Yes it seems strange to me, I would trade oil if it was trending very clean, I have done before, but there is a world of opportunity when you can trade anything that is moving well on the day, stocks, currencies, commodities, there is always something trending and that is what you need to make money every day
They are pretty liberal with what you choose to trade, as long as it has reasonable volume. Lots of traders active in CL, ES and YM. CL is attractive to many because of the daily volatility, as it gives you many opportunities to make ticks and still meet TST guidelines, such as being flat by the end of the day. Word is, that very soon they will offer Forex and then you only have to be flat on the weekend. For myself, prior to combine I hadn't seriously traded (ie. to make a living) since about 2010... back then it was YM and ES, and a fair amount of forex. Personally, I like CL as it can really trend through the day, and provides much opportunity for my style of trading.

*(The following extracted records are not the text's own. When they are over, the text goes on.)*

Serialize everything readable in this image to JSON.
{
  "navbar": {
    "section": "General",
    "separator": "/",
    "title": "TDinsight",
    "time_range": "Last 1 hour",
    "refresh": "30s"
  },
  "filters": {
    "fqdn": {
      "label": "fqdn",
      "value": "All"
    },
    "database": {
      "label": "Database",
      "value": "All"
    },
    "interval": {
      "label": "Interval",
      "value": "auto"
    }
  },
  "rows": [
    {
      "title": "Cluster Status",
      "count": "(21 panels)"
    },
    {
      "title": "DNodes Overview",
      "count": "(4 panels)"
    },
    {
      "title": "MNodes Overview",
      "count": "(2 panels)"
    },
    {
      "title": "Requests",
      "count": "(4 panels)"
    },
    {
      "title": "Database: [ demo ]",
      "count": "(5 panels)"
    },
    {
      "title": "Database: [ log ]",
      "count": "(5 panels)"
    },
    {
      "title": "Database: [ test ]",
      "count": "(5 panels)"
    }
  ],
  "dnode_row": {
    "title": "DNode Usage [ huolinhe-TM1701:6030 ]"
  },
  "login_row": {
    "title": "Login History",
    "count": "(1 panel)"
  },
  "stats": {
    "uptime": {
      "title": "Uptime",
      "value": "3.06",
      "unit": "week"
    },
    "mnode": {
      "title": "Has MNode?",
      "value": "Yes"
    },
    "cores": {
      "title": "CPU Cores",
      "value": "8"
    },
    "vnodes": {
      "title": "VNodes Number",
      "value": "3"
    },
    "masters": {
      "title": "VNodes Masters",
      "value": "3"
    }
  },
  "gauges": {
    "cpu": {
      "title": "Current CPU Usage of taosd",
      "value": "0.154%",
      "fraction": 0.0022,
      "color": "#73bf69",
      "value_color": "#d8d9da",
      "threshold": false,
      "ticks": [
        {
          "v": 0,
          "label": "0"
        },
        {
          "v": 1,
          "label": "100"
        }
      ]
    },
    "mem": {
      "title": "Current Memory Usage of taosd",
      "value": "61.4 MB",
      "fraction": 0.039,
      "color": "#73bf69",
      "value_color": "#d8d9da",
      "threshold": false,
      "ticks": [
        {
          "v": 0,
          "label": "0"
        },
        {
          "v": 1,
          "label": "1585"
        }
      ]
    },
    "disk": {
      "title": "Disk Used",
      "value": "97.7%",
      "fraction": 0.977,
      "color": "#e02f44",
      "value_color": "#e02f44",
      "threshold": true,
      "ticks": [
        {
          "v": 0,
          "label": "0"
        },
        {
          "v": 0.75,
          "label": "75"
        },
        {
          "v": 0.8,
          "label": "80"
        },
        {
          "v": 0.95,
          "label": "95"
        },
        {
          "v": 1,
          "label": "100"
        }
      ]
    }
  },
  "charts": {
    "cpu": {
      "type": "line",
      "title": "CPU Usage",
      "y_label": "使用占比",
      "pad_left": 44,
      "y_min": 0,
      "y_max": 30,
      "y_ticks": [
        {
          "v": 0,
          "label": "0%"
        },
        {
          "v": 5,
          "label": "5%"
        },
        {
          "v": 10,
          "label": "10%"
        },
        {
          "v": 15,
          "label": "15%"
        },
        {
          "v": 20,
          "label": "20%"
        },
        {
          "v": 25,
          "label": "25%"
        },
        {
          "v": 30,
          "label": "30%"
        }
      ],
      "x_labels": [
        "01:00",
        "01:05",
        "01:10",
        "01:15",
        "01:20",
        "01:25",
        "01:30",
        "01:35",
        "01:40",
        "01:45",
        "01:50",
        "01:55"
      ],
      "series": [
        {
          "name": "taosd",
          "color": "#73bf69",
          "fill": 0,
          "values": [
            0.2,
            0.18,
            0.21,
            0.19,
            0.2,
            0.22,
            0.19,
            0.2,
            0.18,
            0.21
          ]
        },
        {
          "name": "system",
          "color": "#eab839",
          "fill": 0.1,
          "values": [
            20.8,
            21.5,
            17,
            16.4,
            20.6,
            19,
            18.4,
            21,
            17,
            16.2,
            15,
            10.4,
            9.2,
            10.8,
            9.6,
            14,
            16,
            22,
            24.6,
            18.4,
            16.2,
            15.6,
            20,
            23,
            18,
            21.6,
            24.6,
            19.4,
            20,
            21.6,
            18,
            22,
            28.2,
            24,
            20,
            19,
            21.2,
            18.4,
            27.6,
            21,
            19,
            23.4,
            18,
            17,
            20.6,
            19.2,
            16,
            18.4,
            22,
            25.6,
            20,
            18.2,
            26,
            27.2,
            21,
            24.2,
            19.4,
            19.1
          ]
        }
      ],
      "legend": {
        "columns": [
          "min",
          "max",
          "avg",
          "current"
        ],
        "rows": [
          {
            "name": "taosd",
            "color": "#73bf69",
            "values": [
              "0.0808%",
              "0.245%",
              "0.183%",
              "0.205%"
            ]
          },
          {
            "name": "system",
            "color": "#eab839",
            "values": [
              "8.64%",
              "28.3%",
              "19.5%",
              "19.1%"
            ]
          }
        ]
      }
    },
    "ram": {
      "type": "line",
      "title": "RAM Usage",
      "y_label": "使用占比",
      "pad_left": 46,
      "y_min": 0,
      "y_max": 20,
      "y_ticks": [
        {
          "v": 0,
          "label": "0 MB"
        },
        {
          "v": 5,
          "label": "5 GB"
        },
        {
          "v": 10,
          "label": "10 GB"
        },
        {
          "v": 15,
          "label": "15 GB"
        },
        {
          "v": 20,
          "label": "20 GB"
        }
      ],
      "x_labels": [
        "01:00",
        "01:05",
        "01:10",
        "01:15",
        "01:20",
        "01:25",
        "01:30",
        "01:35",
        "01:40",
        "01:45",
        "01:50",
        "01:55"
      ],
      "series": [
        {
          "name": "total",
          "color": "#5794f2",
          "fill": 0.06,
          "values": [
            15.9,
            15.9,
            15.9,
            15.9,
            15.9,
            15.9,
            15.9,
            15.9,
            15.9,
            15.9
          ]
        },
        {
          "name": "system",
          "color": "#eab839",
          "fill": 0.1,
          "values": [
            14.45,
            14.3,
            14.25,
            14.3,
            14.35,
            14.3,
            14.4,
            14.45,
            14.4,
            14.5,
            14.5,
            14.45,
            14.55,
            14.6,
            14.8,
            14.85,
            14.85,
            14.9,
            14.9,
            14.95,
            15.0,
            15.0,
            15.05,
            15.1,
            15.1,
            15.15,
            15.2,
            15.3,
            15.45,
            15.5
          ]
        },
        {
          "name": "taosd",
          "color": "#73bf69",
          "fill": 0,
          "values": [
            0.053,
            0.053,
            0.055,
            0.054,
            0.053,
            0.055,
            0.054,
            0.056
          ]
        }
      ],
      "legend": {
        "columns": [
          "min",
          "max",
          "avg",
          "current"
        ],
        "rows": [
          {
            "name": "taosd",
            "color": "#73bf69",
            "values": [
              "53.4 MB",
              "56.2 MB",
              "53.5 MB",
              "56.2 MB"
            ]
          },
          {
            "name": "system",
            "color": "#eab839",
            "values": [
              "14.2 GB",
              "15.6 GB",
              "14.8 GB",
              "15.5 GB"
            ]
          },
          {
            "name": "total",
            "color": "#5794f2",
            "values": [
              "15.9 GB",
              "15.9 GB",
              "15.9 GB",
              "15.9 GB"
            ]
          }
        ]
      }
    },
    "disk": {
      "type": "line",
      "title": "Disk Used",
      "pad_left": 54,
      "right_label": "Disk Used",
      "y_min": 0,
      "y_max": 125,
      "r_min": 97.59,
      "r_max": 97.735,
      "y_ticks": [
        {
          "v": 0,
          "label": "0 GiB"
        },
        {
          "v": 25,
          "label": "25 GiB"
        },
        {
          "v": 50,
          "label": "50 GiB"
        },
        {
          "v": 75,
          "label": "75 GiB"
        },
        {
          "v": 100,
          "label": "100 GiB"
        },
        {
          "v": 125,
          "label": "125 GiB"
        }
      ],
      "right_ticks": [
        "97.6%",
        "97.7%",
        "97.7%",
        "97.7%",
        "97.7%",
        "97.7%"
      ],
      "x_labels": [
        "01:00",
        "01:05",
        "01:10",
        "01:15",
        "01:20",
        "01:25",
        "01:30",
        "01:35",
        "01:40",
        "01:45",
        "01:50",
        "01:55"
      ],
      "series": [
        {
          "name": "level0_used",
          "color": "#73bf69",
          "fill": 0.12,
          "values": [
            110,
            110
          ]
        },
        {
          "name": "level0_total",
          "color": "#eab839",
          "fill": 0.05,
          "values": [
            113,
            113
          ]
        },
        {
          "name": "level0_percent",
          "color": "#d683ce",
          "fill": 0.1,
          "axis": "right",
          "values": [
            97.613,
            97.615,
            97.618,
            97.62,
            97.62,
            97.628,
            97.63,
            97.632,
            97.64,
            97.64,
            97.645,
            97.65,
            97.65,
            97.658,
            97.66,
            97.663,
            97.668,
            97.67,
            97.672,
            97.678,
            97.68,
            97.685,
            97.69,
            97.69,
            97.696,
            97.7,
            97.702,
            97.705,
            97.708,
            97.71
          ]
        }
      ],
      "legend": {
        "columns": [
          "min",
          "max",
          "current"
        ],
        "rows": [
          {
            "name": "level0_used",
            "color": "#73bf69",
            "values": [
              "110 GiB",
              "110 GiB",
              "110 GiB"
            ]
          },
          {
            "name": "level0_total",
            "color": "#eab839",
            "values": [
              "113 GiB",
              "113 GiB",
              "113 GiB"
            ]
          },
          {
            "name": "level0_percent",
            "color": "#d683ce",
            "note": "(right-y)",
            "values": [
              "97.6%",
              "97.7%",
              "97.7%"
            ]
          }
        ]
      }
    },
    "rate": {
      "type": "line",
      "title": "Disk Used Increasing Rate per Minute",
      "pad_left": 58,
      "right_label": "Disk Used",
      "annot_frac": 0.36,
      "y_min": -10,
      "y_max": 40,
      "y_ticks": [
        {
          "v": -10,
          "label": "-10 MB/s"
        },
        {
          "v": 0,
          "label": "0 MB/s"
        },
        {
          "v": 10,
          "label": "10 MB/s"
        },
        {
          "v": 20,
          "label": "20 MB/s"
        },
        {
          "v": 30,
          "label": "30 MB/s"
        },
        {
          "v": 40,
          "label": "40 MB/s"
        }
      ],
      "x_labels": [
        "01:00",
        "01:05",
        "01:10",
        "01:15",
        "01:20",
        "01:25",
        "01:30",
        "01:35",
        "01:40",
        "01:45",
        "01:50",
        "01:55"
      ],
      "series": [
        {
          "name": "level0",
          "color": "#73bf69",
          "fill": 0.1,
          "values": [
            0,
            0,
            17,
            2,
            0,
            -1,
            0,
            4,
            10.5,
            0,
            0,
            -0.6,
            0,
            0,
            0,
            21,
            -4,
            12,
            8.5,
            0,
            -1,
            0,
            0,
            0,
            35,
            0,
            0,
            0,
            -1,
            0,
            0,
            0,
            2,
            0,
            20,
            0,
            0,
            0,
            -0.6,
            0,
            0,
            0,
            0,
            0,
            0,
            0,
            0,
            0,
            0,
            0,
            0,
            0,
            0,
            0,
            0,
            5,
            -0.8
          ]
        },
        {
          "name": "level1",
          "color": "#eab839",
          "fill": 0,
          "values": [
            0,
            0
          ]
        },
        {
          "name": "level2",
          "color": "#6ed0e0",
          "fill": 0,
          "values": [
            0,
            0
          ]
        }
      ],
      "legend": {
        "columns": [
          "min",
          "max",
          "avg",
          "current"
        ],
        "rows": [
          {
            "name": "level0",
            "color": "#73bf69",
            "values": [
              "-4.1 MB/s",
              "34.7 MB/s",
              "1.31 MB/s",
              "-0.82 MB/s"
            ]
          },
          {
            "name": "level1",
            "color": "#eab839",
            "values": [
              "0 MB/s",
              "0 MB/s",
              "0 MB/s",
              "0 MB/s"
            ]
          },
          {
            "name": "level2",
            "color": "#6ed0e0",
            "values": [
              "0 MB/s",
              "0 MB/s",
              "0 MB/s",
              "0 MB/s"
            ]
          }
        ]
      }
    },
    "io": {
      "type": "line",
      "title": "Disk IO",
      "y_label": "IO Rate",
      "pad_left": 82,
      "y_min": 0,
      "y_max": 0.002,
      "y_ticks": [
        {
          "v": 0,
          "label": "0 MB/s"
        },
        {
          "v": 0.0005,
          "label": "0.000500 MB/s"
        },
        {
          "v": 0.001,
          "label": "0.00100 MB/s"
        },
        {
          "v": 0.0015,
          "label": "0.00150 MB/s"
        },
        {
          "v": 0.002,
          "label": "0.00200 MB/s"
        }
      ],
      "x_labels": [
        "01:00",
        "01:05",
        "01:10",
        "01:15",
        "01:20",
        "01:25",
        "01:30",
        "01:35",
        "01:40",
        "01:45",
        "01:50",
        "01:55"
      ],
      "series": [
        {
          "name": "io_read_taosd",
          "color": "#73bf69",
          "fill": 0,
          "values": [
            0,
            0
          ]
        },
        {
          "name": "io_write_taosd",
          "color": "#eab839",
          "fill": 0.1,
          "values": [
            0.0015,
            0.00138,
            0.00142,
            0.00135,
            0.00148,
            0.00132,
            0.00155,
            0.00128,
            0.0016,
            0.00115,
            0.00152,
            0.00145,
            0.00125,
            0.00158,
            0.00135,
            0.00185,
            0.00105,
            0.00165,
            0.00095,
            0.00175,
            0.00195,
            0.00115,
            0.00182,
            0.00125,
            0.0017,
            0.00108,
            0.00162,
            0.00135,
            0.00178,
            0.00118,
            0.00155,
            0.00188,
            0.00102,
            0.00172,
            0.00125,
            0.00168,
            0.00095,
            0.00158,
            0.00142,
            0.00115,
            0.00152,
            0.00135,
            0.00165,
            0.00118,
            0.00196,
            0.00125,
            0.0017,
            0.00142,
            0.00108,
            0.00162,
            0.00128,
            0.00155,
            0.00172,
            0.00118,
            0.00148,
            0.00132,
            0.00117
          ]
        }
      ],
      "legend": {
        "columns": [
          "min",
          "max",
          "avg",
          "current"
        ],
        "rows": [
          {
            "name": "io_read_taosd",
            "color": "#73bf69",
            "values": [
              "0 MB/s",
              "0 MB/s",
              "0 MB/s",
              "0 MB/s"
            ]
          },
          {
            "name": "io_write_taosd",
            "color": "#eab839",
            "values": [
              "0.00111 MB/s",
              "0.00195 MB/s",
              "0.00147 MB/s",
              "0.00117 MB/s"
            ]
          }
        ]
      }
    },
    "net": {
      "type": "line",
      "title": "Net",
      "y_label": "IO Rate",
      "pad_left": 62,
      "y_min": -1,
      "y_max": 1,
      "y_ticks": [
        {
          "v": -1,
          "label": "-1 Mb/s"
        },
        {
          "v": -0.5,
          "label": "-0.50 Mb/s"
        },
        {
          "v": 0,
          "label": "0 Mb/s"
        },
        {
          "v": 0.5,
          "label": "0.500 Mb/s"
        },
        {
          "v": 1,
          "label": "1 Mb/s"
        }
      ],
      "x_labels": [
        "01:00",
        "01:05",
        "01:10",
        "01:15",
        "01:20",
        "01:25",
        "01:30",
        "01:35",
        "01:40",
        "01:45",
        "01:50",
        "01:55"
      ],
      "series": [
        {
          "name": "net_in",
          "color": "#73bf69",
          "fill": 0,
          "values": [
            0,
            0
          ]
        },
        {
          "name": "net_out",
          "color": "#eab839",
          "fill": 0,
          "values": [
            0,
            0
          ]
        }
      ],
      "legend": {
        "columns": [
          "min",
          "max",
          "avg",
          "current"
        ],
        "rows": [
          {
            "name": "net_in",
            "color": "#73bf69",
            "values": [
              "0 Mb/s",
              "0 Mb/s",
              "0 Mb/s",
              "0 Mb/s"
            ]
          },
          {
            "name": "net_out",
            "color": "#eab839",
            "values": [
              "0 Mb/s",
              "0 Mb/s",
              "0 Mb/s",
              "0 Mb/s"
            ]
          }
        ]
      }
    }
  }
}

@wwatson1 I can only assume you weren't trading back in 2008 when the world financial system blew up. Tons of guys trading the way you described were margin called... lots of firms bankrupt as those floating losses just killed them. I was trading it all, such as the day the Dow dropped 900 points, and I can tell you having stops in place and managing risk is the only thing that works.... for me. I am not a good enough trader to not have my risk defined ahead of time. A very close friend of mine had a basket of currencies paying him daily swap when the London subway bombings happened, and I think that day he lost about $240,000 (margin called)... only to see the currency basket come back to "normal" a few hours later. The basket was the hedge to itself, which worked fine until one day that black swan happened.... and it didn't work. As for flat at the end of the day, well that is a TST rule, and if you want their equity partner to back you... you have to play by the rules. I personally don't mind it, as I find it relaxing to finish for the day and not have any positions on. My reason for trying out with them, is it takes me to a whole new level of trading, and opportunity by leveraging OPM and talent.